I ended up spending the full school year with my father and by the time summer came around my mother was there to pack up my stuff again and move me back to South Carolina.  I couldn’t have guessed it would only be a year until my mother got another set of orders to Okinawa, Japan.  This couldn’t be a possibility for us due to my scoliosis and the lack of a facility with the necessary treatment I would need.  So instead of Japan we went to Satellite Beach, Florida less than 30 minutes south of Cocoa Beach.  There I would start the 8th grade and meet my lifelong best friend, at least I hope she is since we got matching tattoos as a symbol of our friendship.  

Taking you back to the beginning of the article, I was in my 11th grade math class with just a few minutes left.  When I got the text, my mother had already warned me that she could be getting a higher level job in another state but it wasn’t confirmed.  Since I was coming up on my senior year of high school, the Air Force might have been able to keep my mother where she was until I graduated.  However, that’s not how things went.  She had gotten the official word and now I had 2 options.  I could have either stayed in Florida and bunked with my best friend or someone else or I could move with my mother and start over during my senior year of high school.  As much as I did want to stay in Florida I couldn’t stay with my best friend, she lives in an 2 bedroom apartment with her mother and sister with 1 bathroom and there would have been no room for me.  The hardest thing about the move was when I had to tell my best friend, who has been struggling with extreme anxiety, that I had to leave.  
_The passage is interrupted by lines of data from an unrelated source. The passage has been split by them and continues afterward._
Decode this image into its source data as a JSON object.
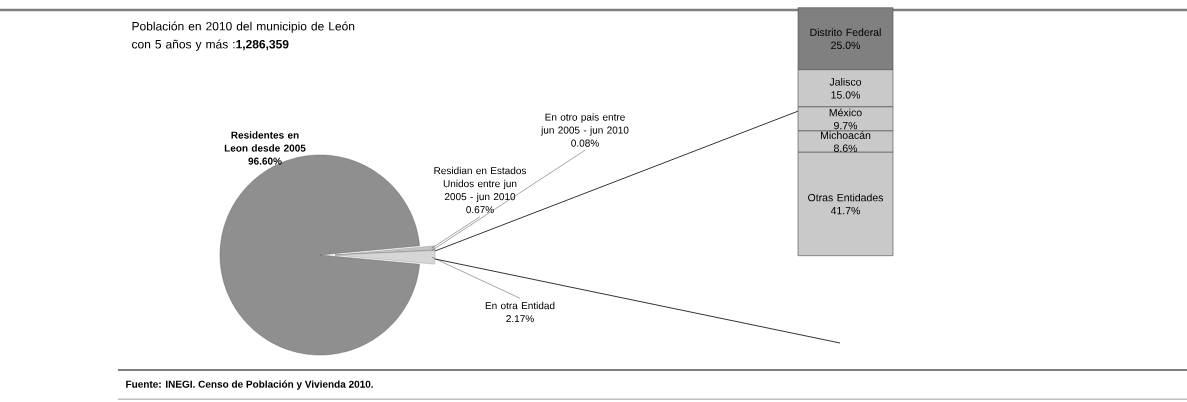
{
  "chart_data": [
    {
      "type": "pie",
      "title": "Población en 2010 del municipio de León con 5   años y más :**1,286,359**",
      "categories": [
        "**Residentes en Leon desde 2005**",
        "Residian en Estados Unidos entre jun 2005 - jun 2010",
        "En otro pais entre jun 2005 - jun 2010",
        "En otra Entidad"
      ],
      "values": [
        96.6,
        0.67,
        0.08,
        2.17
      ],
      "value_labels": [
        "**96.60%**",
        "0.67%",
        "0.08%",
        "2.17%"
      ],
      "colors": [
        "#8f8f8f",
        "#c4c4c4",
        "#a6a6a6",
        "#d6d6d6"
      ],
      "annotations": [
        "**Fuente: INEGI. Censo de Población y Vivienda 2010.**"
      ]
    },
    {
      "type": "bar",
      "stacked": true,
      "categories": [
        null
      ],
      "series": [
        {
          "name": "Otras Entidades",
          "color": "#c9c9c9",
          "values": [
            41.7
          ],
          "value_labels": [
            "41.7%"
          ]
        },
        {
          "name": "Michoacán",
          "color": "#c9c9c9",
          "values": [
            8.6
          ],
          "value_labels": [
            "8.6%"
          ]
        },
        {
          "name": "México",
          "color": "#c9c9c9",
          "values": [
            9.7
          ],
          "value_labels": [
            "9.7%"
          ]
        },
        {
          "name": "Jalisco",
          "color": "#c9c9c9",
          "values": [
            15.0
          ],
          "value_labels": [
            "15.0%"
          ]
        },
        {
          "name": "Distrito Federal",
          "color": "#808080",
          "values": [
            25.0
          ],
          "value_labels": [
            "25.0%"
          ]
        }
      ]
    }
  ]
}
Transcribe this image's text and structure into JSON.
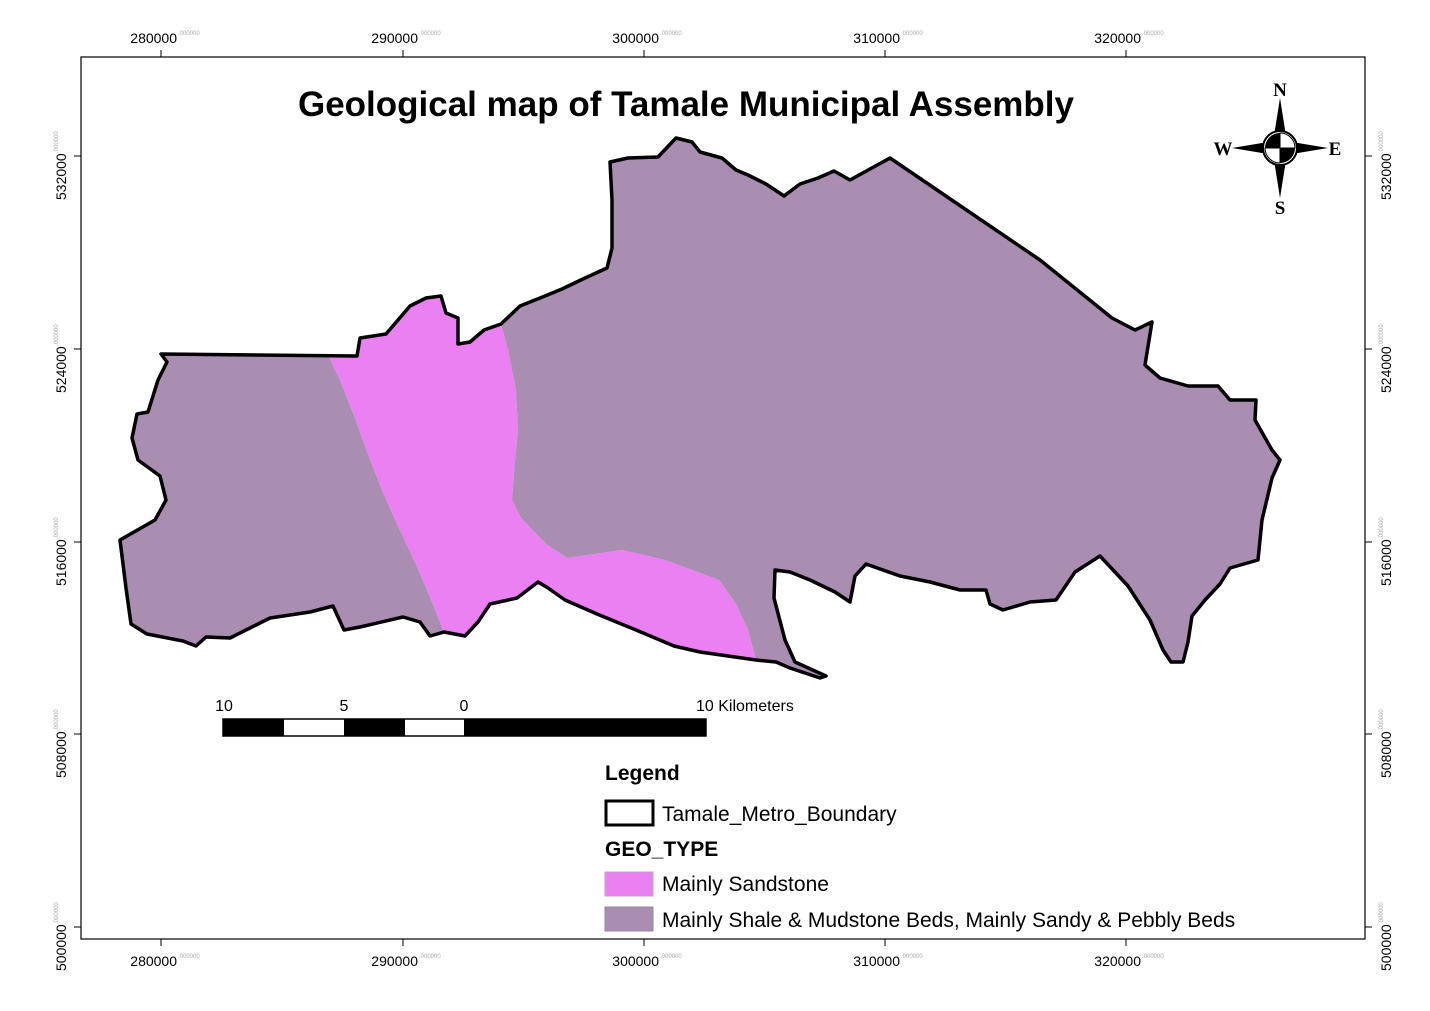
{
  "map": {
    "title": "Geological map of Tamale Municipal Assembly",
    "grid_decimals": ".000000",
    "x_ticks": [
      "280000",
      "290000",
      "300000",
      "310000",
      "320000"
    ],
    "y_ticks": [
      "532000",
      "524000",
      "516000",
      "508000",
      "500000"
    ],
    "compass": {
      "north": "N",
      "south": "S",
      "east": "E",
      "west": "W"
    },
    "scale_bar": {
      "labels": [
        "10",
        "5",
        "0",
        "10 Kilometers"
      ]
    },
    "legend": {
      "title": "Legend",
      "boundary_label": "Tamale_Metro_Boundary",
      "field_title": "GEO_TYPE",
      "items": [
        {
          "label": "Mainly Sandstone",
          "color": "#ea80f2"
        },
        {
          "label": "Mainly Shale & Mudstone Beds, Mainly Sandy & Pebbly Beds",
          "color": "#a98eb2"
        }
      ]
    },
    "colors": {
      "sandstone": "#ea80f2",
      "shale": "#a98eb2",
      "boundary": "#000000"
    }
  }
}
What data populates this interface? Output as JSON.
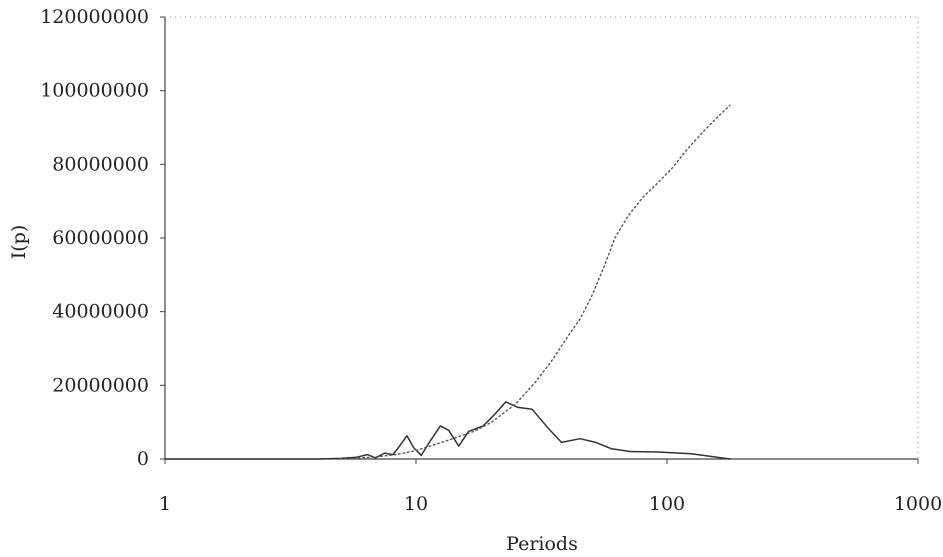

While I did have some challenges with being a military brat, it changed me for the better.  It is true I didn’t get to spend my last year of high school with my friends, however,  it’s taught me a few lessons.  The first was that I learned how to be more independent. One of the most important things a person can learn is to be content with oneself, if you can’t stand your own company then how can you expect anyone else to?  The second thing is I learned how to change myself for the better.  If I had never moved to Maryland I would not have gotten into physical fitness or eating healthy the way I do now.  The most important lesson is how to adapt to the changes that catch you when you least expect it.  Life is never a sure thing, but the challenges I have faced have definitely made me stronger and better prepared to deal with the adversity that life will always throw at you.